Ikalanga (Kalanga) is a Bantu language spoken in parts of northern Botswana by perhaps 200,000 people. It is the least documented member of the Shona group, whose other members are found mainly in Zimbabwe. This study is a revised version of native speaker Joyce Mathangwane’s PhD dissertation (University of California at Berkeley, 1996) and represents the first detailed published description of the Ikalanga sound system. The introductory chapter (1–14) provides basic demographic and dialectal data and a brief account of Tswana influence on Ikalanga phonology. The theoretical discussion falls into two parts. Chs. 2–6, devoted to historical developments in the segmental phonology, are informed by Ohala’s research into the effects of listener cognition on sound change (John J. Ohala, ‘Sound change as nature’s speech perception experiment’, Speech Communication 13.155–61, 1993). The treatment of tonemes and tonal sandhi rules (Ch. 7), however, utilizes a lexical phonology framework. The technical descriptions are accompanied throughout by many palatograms, waveforms, pitch diagrams, and spectrograms that illustrate key acoustic features. M draws typological parallels with the phonologies of several other Bantu languages and demonstrates how the diachronic changes she describes continue to operate synchronically in Ikalanga as morphophonemic processes.

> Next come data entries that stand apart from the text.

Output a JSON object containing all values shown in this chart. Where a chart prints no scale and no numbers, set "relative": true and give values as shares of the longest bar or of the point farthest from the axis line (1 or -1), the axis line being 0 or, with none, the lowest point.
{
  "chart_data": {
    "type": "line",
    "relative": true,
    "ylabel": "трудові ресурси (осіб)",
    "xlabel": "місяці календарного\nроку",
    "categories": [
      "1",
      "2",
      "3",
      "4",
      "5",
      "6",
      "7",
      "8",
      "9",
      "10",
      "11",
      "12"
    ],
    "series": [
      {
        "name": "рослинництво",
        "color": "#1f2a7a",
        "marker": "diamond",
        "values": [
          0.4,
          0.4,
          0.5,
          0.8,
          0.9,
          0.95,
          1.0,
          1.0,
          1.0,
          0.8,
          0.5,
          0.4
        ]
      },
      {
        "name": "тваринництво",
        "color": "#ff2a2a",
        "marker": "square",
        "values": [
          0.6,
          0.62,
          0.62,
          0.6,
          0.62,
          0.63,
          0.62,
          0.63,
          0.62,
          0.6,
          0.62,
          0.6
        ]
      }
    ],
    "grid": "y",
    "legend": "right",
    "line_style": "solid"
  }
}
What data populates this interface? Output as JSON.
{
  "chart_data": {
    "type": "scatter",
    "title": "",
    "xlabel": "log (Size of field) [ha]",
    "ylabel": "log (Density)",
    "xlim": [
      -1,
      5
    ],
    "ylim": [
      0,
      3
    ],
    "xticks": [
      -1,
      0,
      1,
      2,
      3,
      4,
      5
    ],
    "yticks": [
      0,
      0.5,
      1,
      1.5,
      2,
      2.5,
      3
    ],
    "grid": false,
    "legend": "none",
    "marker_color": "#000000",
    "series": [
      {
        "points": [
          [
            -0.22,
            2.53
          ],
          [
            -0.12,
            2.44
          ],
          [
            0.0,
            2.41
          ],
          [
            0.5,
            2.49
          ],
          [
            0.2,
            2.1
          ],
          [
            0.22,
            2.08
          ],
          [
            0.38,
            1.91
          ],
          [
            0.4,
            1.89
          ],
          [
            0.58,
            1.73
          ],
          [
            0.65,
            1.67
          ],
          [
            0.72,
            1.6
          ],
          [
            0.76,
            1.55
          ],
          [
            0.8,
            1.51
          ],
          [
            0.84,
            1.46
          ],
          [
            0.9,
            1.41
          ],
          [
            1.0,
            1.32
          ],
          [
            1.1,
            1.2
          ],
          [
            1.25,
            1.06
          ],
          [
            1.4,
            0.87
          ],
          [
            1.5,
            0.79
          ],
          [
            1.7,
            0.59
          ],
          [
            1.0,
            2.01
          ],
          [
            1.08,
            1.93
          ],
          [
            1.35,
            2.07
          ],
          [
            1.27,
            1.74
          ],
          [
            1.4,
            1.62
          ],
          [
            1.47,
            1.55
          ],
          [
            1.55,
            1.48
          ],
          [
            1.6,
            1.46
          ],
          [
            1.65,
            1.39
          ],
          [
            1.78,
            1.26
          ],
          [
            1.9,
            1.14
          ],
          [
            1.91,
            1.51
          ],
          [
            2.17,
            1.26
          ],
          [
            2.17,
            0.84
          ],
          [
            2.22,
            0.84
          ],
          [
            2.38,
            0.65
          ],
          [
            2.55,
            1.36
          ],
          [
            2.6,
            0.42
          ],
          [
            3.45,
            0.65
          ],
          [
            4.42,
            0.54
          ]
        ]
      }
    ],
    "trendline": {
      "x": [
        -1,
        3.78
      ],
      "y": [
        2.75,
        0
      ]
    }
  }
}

M’s treatment of segmental phonology thus succeeds in describing the modern Ikalanga sound system as well as its development from Proto-Bantu. Ch. 2 (15–76) describes the segmental inventory and phonotactic constraints. Interesting typological features include a phonemic series of breathy aspirate consonants and a large inventory of affricates, doubly articulated stops, and prenasalized consonants. Ch. 3 (77–90) discusses the genesis of Ikalanga fricatives and affricates from the effect of Proto-Bantu short high vowels (a process called ‘high vowel frication’). Ch. 4 (91–103) deals with morphophonemic rules of palatalization, Ch. 5 (105–43) with velarization, and Ch. 6 (145–71) with the development of voiceless aspirates and murmured (breathy aspirate) consonants. Ch. 7 describes three tone spreading rules operative in contemporary Ikalanga, a topic already introduced by an article published in an earlier volume of the same series (Larry M. Hyman and Joyce Mathangwane, ‘Tonal domains and depressor consonants in Ikalanga’, Theoretical aspects of Bantu tone, ed. by Larry Hyman and Charles W. Kisseberth, 195–229, Stanford, CA: CSLI, 1998). Consonants involved in the production or maintenance of the Ikalanga low tone (depressor consonants) form a large and heterogeneous group from a phonetic perspective (voicing, for instance, is not one of their essential properties). The final chapter (201–3) reiterates the study’s conclusions. This is followed by a bibliography (205–12) and appendixes showing Ikalanga reflexes of Proto-Bantu sound segments (213–14), sample verb paradigms with attention to the effect of tone on conjugation patterns (215–63), and an Ikalanga-English lexicon (265–342). The lexicon employs current Ikalanga orthography while Ikalanga words elsewhere in the book appear in standard IPA transcription, a prudent decision given that the Ikalanga writing system is still in a state of development because of the complexity of the consonant inventory. Correspondences between these two notations are given in the introduction (12–14).

Although higher levels of language structure are left for future research, this well written descriptive study should place Ikalanga squarely on the radar screen of comparative Bantuists and general typologists.